Recent studies showed that ACP phenotypes are more heterogeneous than previously believed and that some manifestations may appear 10~20 years earlier before the onset of obvious neurological signs [17]. Neurological symptoms usually appear in the fifth decade of life. However, ACP patients with brain iron deposition without or with only very mild neurological symptoms even after 50 years of age have been reported. These findings suggest that genetic and acquired factors may partially modify neurolog-ic phenotype [17]. Clinically, diabetes may precede neurological derangements even by decades. However, the mechanism of pancreatic endocrine damage secondary to iron accumulation and toxicity in ACP is not clearly explained at the cellular and molecular levels. Because intracellular iron deposition in pancreatic endocrine cells has been reported in neither ACP patients nor mice models of ACP [9,18]. Islet β cell distress might be related to high sensitivity to iron toxicity or iron-deficient status induced by iron retention in the surrounding cells [19]. According to a case series review, around 60% of patients with diabetes require insulin treatment. However, about 10% of patients need only oral hypoglycemic agents or dietary therapy [14]. Our patient was also treated with oral hypoglycemic agents and lifestyle modification. We speculate that her family susceptibility, concomitant overweight, iron chelating therapy, and other unknown acquired factors may be involved in preserving β cell function. In the future, we should closely monitor her β cells function and aggravation of glycemic control requiring insulin therapy.

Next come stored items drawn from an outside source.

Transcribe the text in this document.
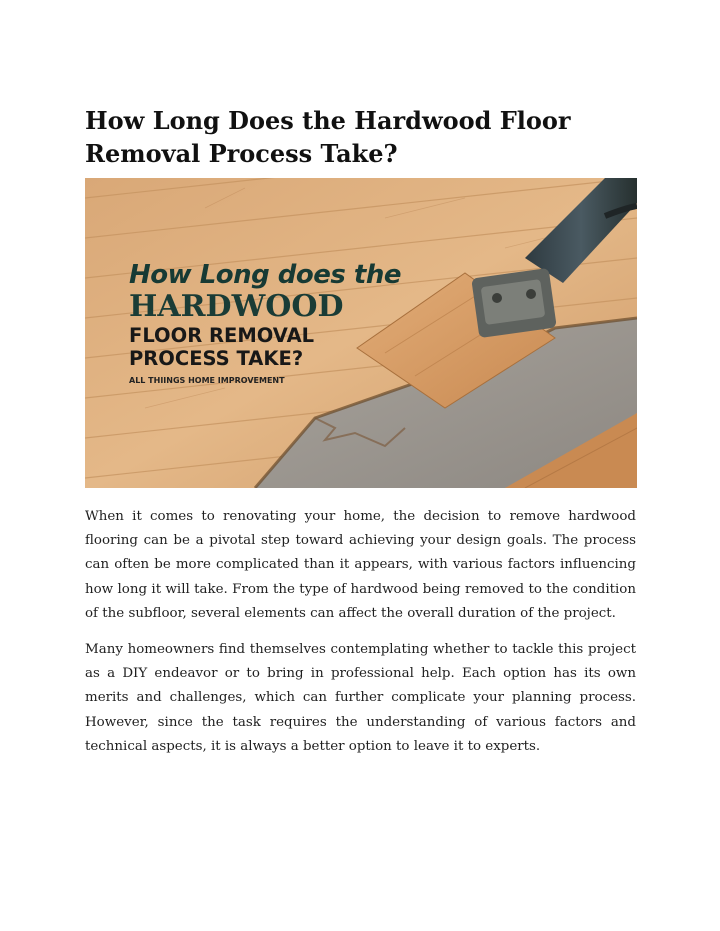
How Long Does the Hardwood Floor Removal Process Take?
How Long does the
HARDWOOD
FLOOR REMOVAL
PROCESS TAKE?
ALL THIINGS HOME IMPROVEMENT

When it comes to renovating your home, the decision to remove hardwood flooring can be a pivotal step toward achieving your design goals. The process can often be more complicated than it appears, with various factors influencing how long it will take. From the type of hardwood being removed to the condition of the subfloor, several elements can affect the overall duration of the project.

Many homeowners find themselves contemplating whether to tackle this project as a DIY endeavor or to bring in professional help. Each option has its own merits and challenges, which can further complicate your planning process. However, since the task requires the understanding of various factors and technical aspects, it is always a better option to leave it to experts.
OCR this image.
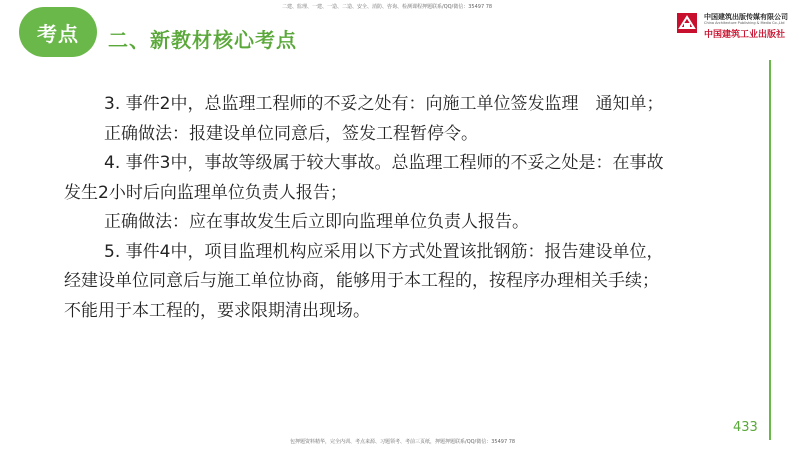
考点 二、新教材核心考点
二建、监理、一建、一造、二造、安全、消防、咨询、检测课程押题联系/QQ/微信：35497 78
中国建筑出版传媒有限公司
China Architecture Publishing & Media Co.,Ltd
中国建筑工业出版社

3. 事件2中，总监理工程师的不妥之处有：向施工单位签发监理　通知单；

正确做法：报建设单位同意后，签发工程暂停令。

4. 事件3中，事故等级属于较大事故。总监理工程师的不妥之处是：在事故

发生2小时后向监理单位负责人报告；

正确做法：应在事故发生后立即向监理单位负责人报告。

5. 事件4中，项目监理机构应采用以下方式处置该批钢筋：报告建设单位，

经建设单位同意后与施工单位协商，能够用于本工程的，按程序办理相关手续；

不能用于本工程的，要求限期清出现场。

433
包押题资料精华，完全内训、考点来源、习题领考、考前三页纸，押题押题联系/QQ/微信：35497 78
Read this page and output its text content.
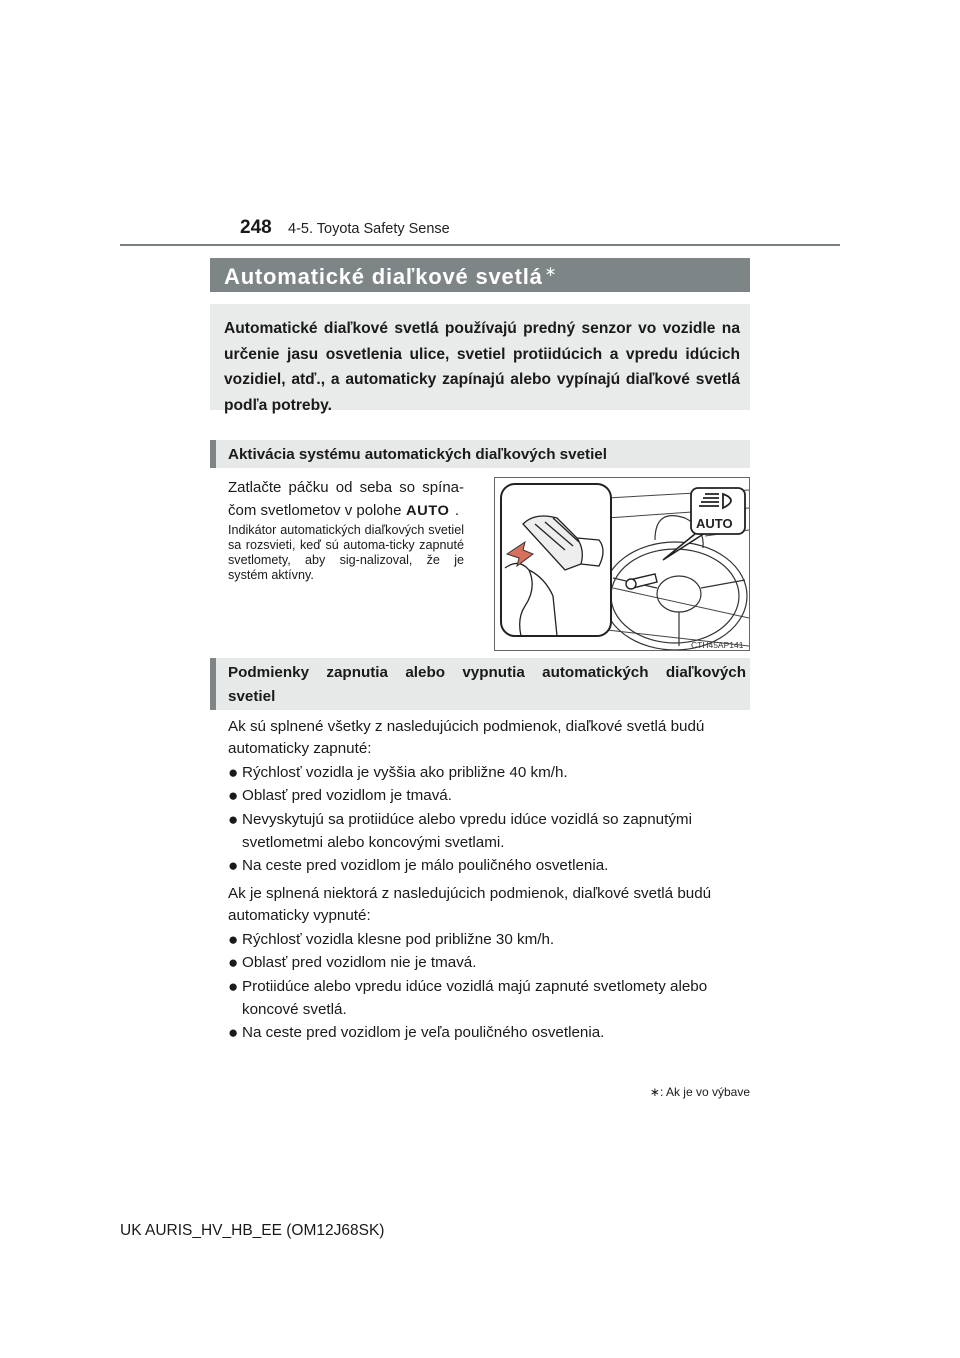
248 4-5. Toyota Safety Sense
Automatické diaľkové svetlá ∗
Automatické diaľkové svetlá používajú predný senzor vo vozidle na určenie jasu osvetlenia ulice, svetiel protiidúcich a vpredu idúcich vozidiel, atď., a automaticky zapínajú alebo vypínajú diaľkové svetlá podľa potreby.
Aktivácia systému automatických diaľkových svetiel
Zatlačte páčku od seba so spína-čom svetlometov v polohe AUTO .
Indikátor automatických diaľkových svetiel sa rozsvieti, keď sú automa-ticky zapnuté svetlomety, aby sig-nalizoval, že je systém aktívny.
AUTO
CTH45AP141
Podmienky zapnutia alebo vypnutia automatických diaľkových
svetiel
Ak sú splnené všetky z nasledujúcich podmienok, diaľkové svetlá budú automaticky zapnuté:
● Rýchlosť vozidla je vyššia ako približne 40 km/h.
● Oblasť pred vozidlom je tmavá.
● Nevyskytujú sa protiidúce alebo vpredu idúce vozidlá so zapnutými svetlometmi alebo koncovými svetlami.
● Na ceste pred vozidlom je málo pouličného osvetlenia.
Ak je splnená niektorá z nasledujúcich podmienok, diaľkové svetlá budú automaticky vypnuté:
● Rýchlosť vozidla klesne pod približne 30 km/h.
● Oblasť pred vozidlom nie je tmavá.
● Protiidúce alebo vpredu idúce vozidlá majú zapnuté svetlomety alebo koncové svetlá.
● Na ceste pred vozidlom je veľa pouličného osvetlenia.
∗: Ak je vo výbave
UK AURIS_HV_HB_EE (OM12J68SK)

Iron chelation therapy is the mainstay of treatment for ACP. Both desferrioxamine (parenteral) and deferasirox (oral) reduce serum ferritin levels and visceral (hepatic) iron deposition in ACP patients treated with iron chelation [5]. In patients with ACP, the initiation of iron chelation therapy has been associated with improved glycemic control [5]. Interestingly, iron chelation therapy has also been shown to potentiate islet cell survival and function in islet transplant re-cipients [20]. Further studies are required regarding the mechanisms leading to neurological manifestation and development of diabetes and iron chelation therapy efficacy.
In summary, physicians must keep in mind that type 2 diabetes may be the clinical manifestation of ACP with unexplained atypical anemia but without neurological abnormalities. Atypical anemia, often with microcytosis, low TSAT, and high ferritin and typical radiologic findings, are the best signs for early diagnosis of ACP to avoid treatment delay and neurological damage.